Intriguing: Better Survival in Melanoma in Obese Men

Alexander M. Castellino, PhD

February 16, 2018

An analysis of nearly 2000 patients with metastatic melanoma who were treated with targeted therapies or immunotherapies has found that for patients who were classified as obese (ie, who had a body mass index [BMI] ≥30), survival was significantly longer than for patients who were of normal weight. But this finding was noted only in male patients — women did not show this effect.

“Obese men consistently did much better than men with a normal BMI, with nearly a doubling of overall survival,” said lead author Jennifer McQuade, MD, who is an instructor of melanoma medical oncology at the University of Texas MD Anderson Cancer Center (MDACC), Houston. There were no significant differences in survival between women with normal BMI, those who were overweight, and those who were obese.

The finding comes from analyses of six cohorts of 1918 patients. Treatment regimens differed among cohorts and ranged from targeted approaches with BRAF/MEK inhibitors, immunotherapies, and chemotherapies. The improved, durable responses were seen in patients with stage IV metastatic melanoma who were treated with targeted therapies and immunotherapies but not with cytotoxic chemotherapy.

The study was published online February 12 in Lancet Oncology.

A similar phenomenon has been described in other cancers, note Andrew J. Hayes, MBBS, PhD, and James Larkin, MD, PhD, of the Royal Marsden National Health System Trust, London, United Kingdom, in an accompanying commentary.

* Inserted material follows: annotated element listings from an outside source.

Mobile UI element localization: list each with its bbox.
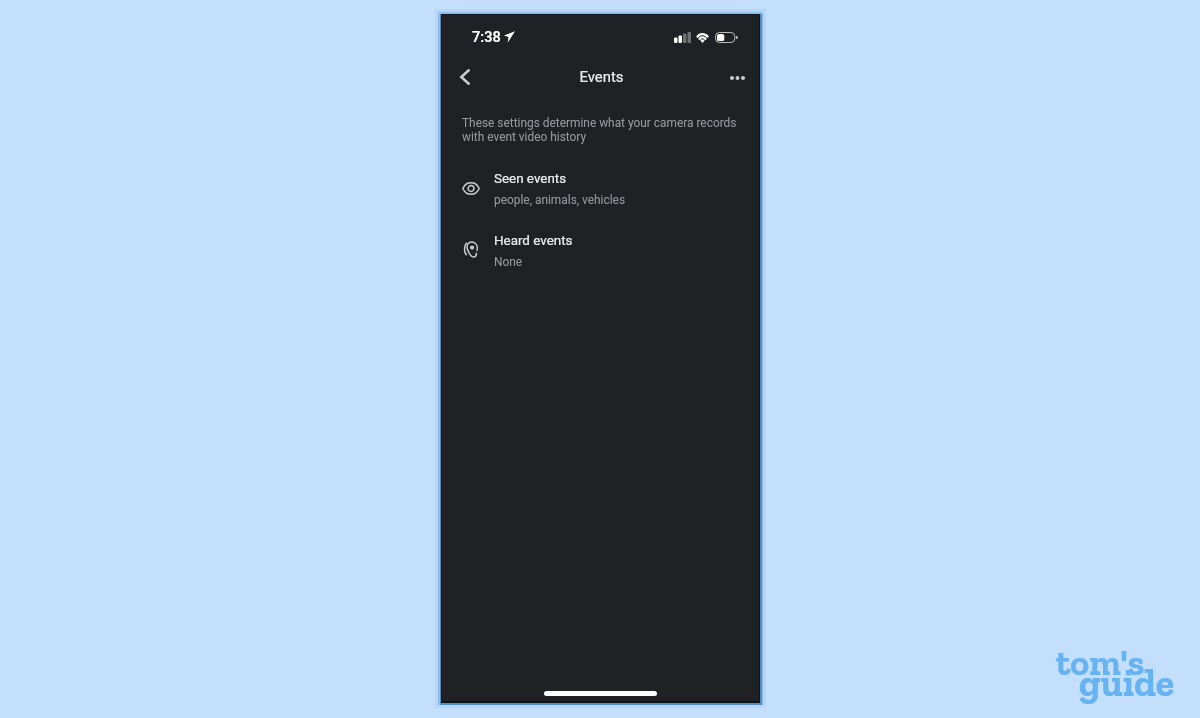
button[interactable]: Heard events bbox=[442, 222, 759, 283]
staticText: These settings determine what your camer… bbox=[462, 116, 749, 144]
staticText: Heard events bbox=[494, 233, 573, 249]
staticText: None bbox=[494, 255, 523, 269]
staticText: guide bbox=[1079, 660, 1175, 706]
staticText: people, animals, vehicles bbox=[494, 193, 626, 207]
staticText: 7:38 bbox=[472, 28, 501, 45]
staticText: Seen events bbox=[494, 171, 567, 187]
button[interactable]: Back bbox=[446, 56, 484, 98]
staticText: tom's bbox=[1056, 641, 1145, 684]
staticText: Events bbox=[579, 68, 624, 85]
button[interactable]: More options bbox=[719, 56, 755, 98]
button[interactable]: Seen events bbox=[442, 160, 759, 221]
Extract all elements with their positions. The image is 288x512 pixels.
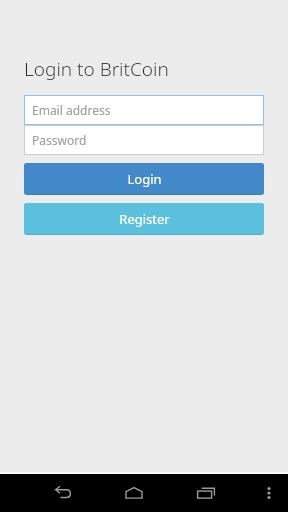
staticText: Email address — [32, 102, 111, 118]
staticText: Password — [32, 132, 87, 148]
staticText: Register — [119, 210, 170, 228]
button[interactable]: Register — [24, 203, 264, 235]
button[interactable]: Recent apps — [184, 474, 228, 512]
button[interactable]: Email address — [24, 95, 264, 125]
button[interactable]: Login — [24, 163, 264, 195]
staticText: Login — [127, 170, 162, 188]
button[interactable]: Password — [24, 125, 264, 155]
button[interactable]: Home — [112, 474, 156, 512]
staticText: Login to BritCoin — [24, 56, 169, 82]
button[interactable]: More options — [256, 474, 282, 512]
button[interactable]: Back — [40, 474, 84, 512]
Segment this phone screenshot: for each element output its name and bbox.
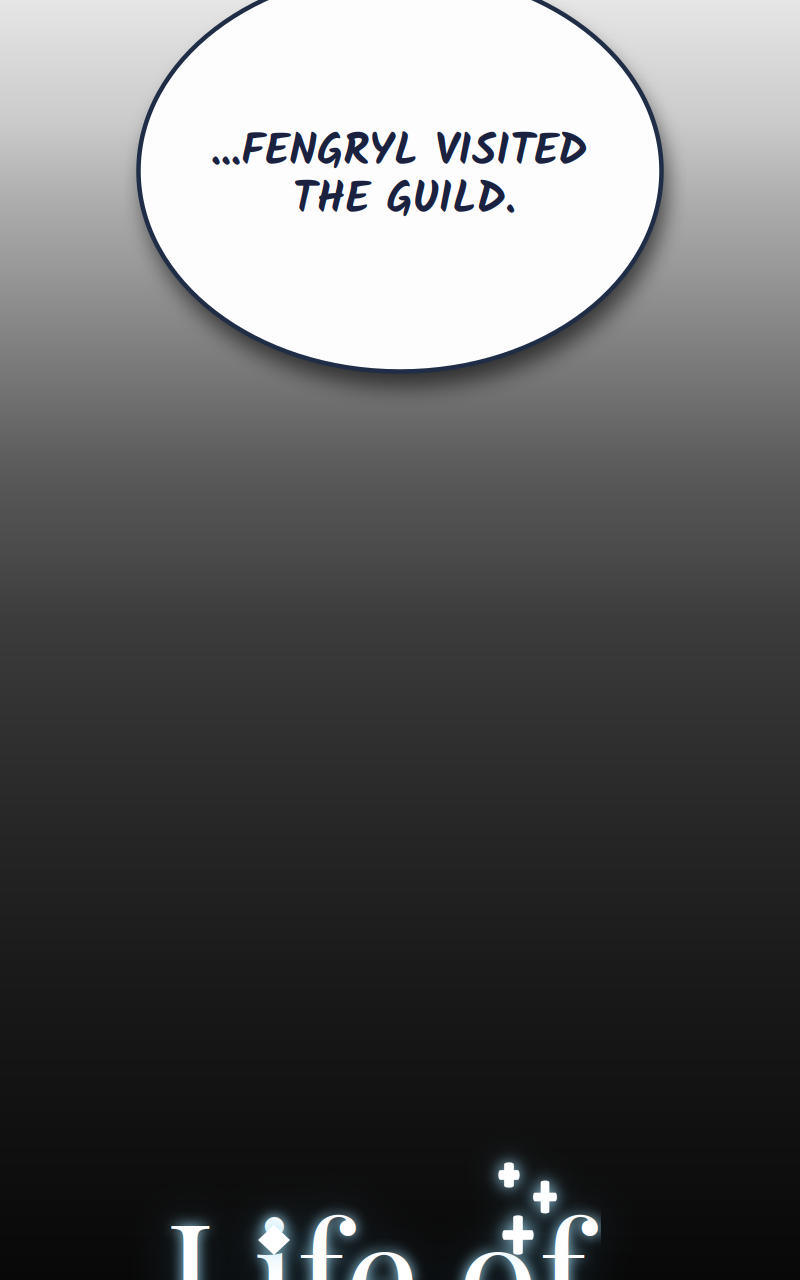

Observational studies across several tumor types have shown that a moderate increase in BMI is associated with improved outcomes at the time of treatment and during follow-up periods. “However, this protective effect is almost universally reversed as BMI increases to the morbidly obese level, an effect referred to as the obesity paradox,” the editorialists note.

Unlike these previous studies, in this study in patients with metastatic melanoma, “there is a linear relation between benefit and increasing BMI in male patients through to the morbidly obese levels,” Hayes and Larkin note. This supports the idea that there may be an underlying biological mechanism, they add.